Follow This Blog
What's Happening With Haptics?
Have you heard of haptic technology? Haptics is a fancy word for tactile feedback – a technology that takes advantage of our sense of touch by applying motion or vibration to help enhance an experience.
Just like HD or the new 3D glasses enhances how and what we see and that data is delivered to our brain for processing, haptics does the same for touch. A haptic device provides physical information that is delivered to our brain to help us “see” or experience something in more depth.
It is just one of the increasing ways humans and computers are growing closer – beyond just simple word processing and number crunching. As the 21st century progresses, the exchange of information between our brains and computers is becoming closer and more complex and through haptics it can physically manifest itself to aid and improve our lifestyle.
Haptics have been able to develop over the years as computer technology has become more advanced and computer chips and sensors have gotten small enough to be incorporated into every day objects. These every day objects then become much more powerful tools.
Here are six examples of haptic technology – some you might have already have even experienced – others are still being developed for the future.
Vibrating Movie Seats
We all know how we can lose ourselves in a movie – especially when the action is intense. We are on the edge of our seats. Now imagine that seat pulsing if there has been a gunshot, or thumping in time with a character’s heartbeat! Talk about a realistic experience. Red Seat Entertainment is creating a seat that vibrates or “acts” in synch with what’s onscreen, and though they’re much more complex on the inside, to us they won’t look or feel that much different. That is until the entertainment starts!

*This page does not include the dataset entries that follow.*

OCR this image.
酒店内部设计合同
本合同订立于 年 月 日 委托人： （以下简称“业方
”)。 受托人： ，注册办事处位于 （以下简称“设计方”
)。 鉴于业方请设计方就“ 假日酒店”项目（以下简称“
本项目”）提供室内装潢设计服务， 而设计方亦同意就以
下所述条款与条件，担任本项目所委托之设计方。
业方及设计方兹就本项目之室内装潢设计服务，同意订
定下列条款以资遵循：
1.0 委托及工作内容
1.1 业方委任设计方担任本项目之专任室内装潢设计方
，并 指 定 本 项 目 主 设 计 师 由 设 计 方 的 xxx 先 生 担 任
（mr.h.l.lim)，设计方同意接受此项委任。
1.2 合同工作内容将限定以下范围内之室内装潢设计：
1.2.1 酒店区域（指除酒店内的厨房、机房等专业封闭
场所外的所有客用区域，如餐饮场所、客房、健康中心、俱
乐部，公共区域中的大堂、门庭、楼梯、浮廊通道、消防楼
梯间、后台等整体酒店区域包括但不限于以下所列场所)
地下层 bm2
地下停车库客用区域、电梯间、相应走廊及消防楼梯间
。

Shoes for the Vision Impaired
Imagine a time when those who are vision impaired could move down city streets without the need of their cane or a guide dog? An inventor in India has come up with the idea of a haptic shoe tied to a smartphone app that could do just that. A person enters their destination into the smartphone app and Google Maps provides the route. This information is fed to the haptic shoes which have sensor located throughout. Various vibrations or pulse combinations indicates what direction to turn or how far to go and sensors in the front of the show provide proximity information to help with avoiding unforeseen obstacles. The shoes could provide a new freedom to the blind.
AT&T is working on a prototype steering wheel that interprets GPS instructions through a series of vibrations. The team at the lab has been trying to tackle the problem of distracted drivers – those who might be trying to read directions or listen to them on their GPS devices. The physical information relayed to the driver through clockwise or counter-clockwise vibrations in the steering when provide a literal confirmation of which direction to turn. When studied, it was shown that younger drivers kept their eyes on the road longer when they had the benefit of the haptic steering wheel. And, the longer one’s eyes are on the road, the safer we all are.
Soliders’ Smart Belts
Soldiers on the battlefield at night are incredibly vulnerable. Finding one’s way around is tough and handheld GPS systems can be cumbersome and take some time to work with. The Army Research Office is tackling this problem by incorporating haptic GPS instruction in soldiers’ belts. There are eight sensors located at 45 degree angles around the belt that buzzes and prods the solider in the right direction quickly and efficiently. The belt can be wirelessly linked to a gesture glove that can interpret other commands, and can also be controlled by someone at a remote location. Improving communication and safety on the battlefield is a great application for haptics.
The ExoHand is a prototype robot glove containing eight double acting pneumatic actuators that rest over your finger joints. It is coupled with a robotic sleeve that is worn on your arm so that any movement your arm makes is translated through the exoskeleton. The distinguishing feature of this robotic glove is the incredible level of sensitivity it has thanks to the haptics built in. The wearer of the glove gets feedback from the sensors inside as to the level of pressure they are exerting when grabbing and picking something up. The sensors push back on the users hand to help them interpret how hard they are grasping something so they don’t crush it. The ExoHand could help perform dangerous lab experiments without exposing human hands, or even help those who are rehabilitating from strokes relearn how to feel.
Phone maker Nokia has filed for a patent to create vibrating tattoos that would communicate with a wearers’ cell phone. A demagnetized ink would be imprinted on your skin and then re-magnetized; it’s the re-magnetized ink that would then be sensitive to signals sent out from your phone. In other words, your skin would vibrate if you got a call. Though the concept hasn’t been fully planned out, it could mean you would receive silent but clear vibrations of an incoming call when you are in a meeting – and perhaps you could have a different vibrating pattern for each caller. There are still many unanswered questions with this application such as how long do the tattoos last, and how do you turn it off at night? Those little things won’t stop the research though!
So we’ve seen haptic technology from the everyday, entertaining use to the futuristic concepts of exoskeletons and vibrating tattoos. Who knows which applications will expand beyond prototypes – and perhaps more importantly, which ones we would be comfortable with?
One thing is for sure. The connection between human and machine is growing ever closer and ever more imaginative! The pursuit of the technology is likely to continue to grow and just maybe there will be a day when exoskeletons won’t seem like a crazy idea!